Rosen pflegen - Tipps vom Floristen für eine lange Haltbarkeit
Von Blumen Komander · 14. Mai 2026

Rosen sind die Königin unter den Schnittblumen - und mit der richtigen Pflege halten sie deutlich länger als viele denken. Hier sind die wichtigsten Tipps, die wir unseren Kunden in unserem Münchner Blumenladen mitgeben.
Richtig anschneiden - schräg und mit scharfem Messer
Anders als bei Tulpen sollten Rosen schräg angeschnitten werden. Der Grund: Je länger die Schnittfläche, desto mehr Wasser kann die Rose aufnehmen - und das wirkt sich direkt auf die Haltbarkeit und darauf aus, wie schön die Blüte aufgeht. Verwenden Sie unbedingt ein scharfes, sauberes Messer. Eine stumpfe Klinge quetscht die feinen Gefäße im Stiel und verhindert eine gute Wasseraufnahme. Schneiden Sie möglichst unter fließendem Wasser oder stellen Sie die Rosen sofort nach dem Schnitt ins Wasser.
Untere Blätter entfernen
Entfernen Sie alle Blätter die unter der Wasserlinie liegen würden. Blätter im Wasser fördern die Bakterienbildung - und Bakterien sind der häufigste Grund warum Schnittblumen früh eingehen. Außerdem muss die Rose weniger Energie aufwenden um Blätter zu versorgen, die ihr für die Blüte fehlt. Ein paar Sekunden Arbeit, spürbar mehr Haltbarkeit.

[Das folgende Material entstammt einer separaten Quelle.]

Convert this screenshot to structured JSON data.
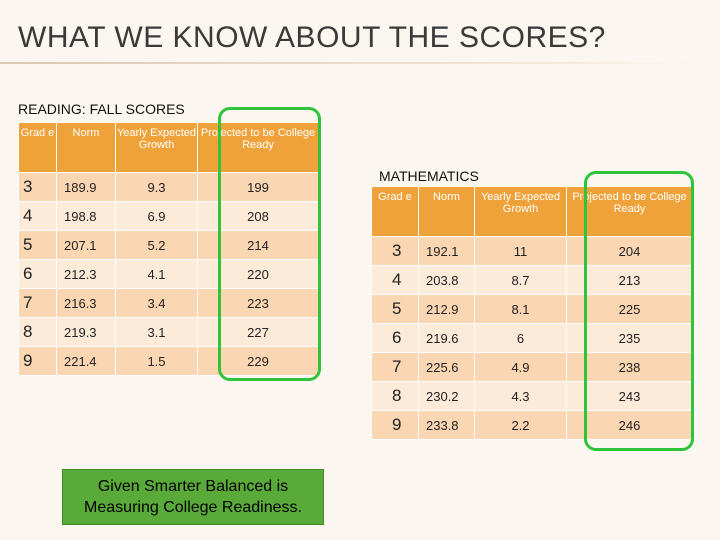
{
  "title": "WHAT WE KNOW ABOUT THE SCORES?",
  "reading": {
    "label": "READING: FALL SCORES",
    "headers": [
      "Grad e",
      "Norm",
      "Yearly Expected Growth",
      "Projected to be College Ready"
    ],
    "rows": [
      [
        "3",
        "189.9",
        "9.3",
        "199"
      ],
      [
        "4",
        "198.8",
        "6.9",
        "208"
      ],
      [
        "5",
        "207.1",
        "5.2",
        "214"
      ],
      [
        "6",
        "212.3",
        "4.1",
        "220"
      ],
      [
        "7",
        "216.3",
        "3.4",
        "223"
      ],
      [
        "8",
        "219.3",
        "3.1",
        "227"
      ],
      [
        "9",
        "221.4",
        "1.5",
        "229"
      ]
    ]
  },
  "math": {
    "label": "MATHEMATICS",
    "headers": [
      "Grad e",
      "Norm",
      "Yearly Expected Growth",
      "Projected to be College Ready"
    ],
    "rows": [
      [
        "3",
        "192.1",
        "11",
        "204"
      ],
      [
        "4",
        "203.8",
        "8.7",
        "213"
      ],
      [
        "5",
        "212.9",
        "8.1",
        "225"
      ],
      [
        "6",
        "219.6",
        "6",
        "235"
      ],
      [
        "7",
        "225.6",
        "4.9",
        "238"
      ],
      [
        "8",
        "230.2",
        "4.3",
        "243"
      ],
      [
        "9",
        "233.8",
        "2.2",
        "246"
      ]
    ]
  },
  "note": "Given Smarter Balanced is Measuring College Readiness.",
  "colors": {
    "header": "#f0a23a",
    "row_dark": "#fbd6b2",
    "row_light": "#fdebd9",
    "highlight": "#2fc43a",
    "note_bg": "#5aaa3a"
  }
}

Die äußeren Blätter - kein Zeichen von schlechter Qualität
Die äußersten Blütenblätter einer Rose sind sogenannte Deckblätter. Sie sehen oft etwas ledrig oder unschön aus und viele Kunden denken, das sei ein Zeichen dafür dass die Rosen alt oder von schlechter Qualität sind. Das stimmt nicht. Diese Blätter gehören zur Rose und schützen die inneren Blütenblätter während des Transports. Sie können sie entfernen wenn Sie möchten - die Rose öffnet sich dadurch etwas schneller. Aber nötig ist es nicht.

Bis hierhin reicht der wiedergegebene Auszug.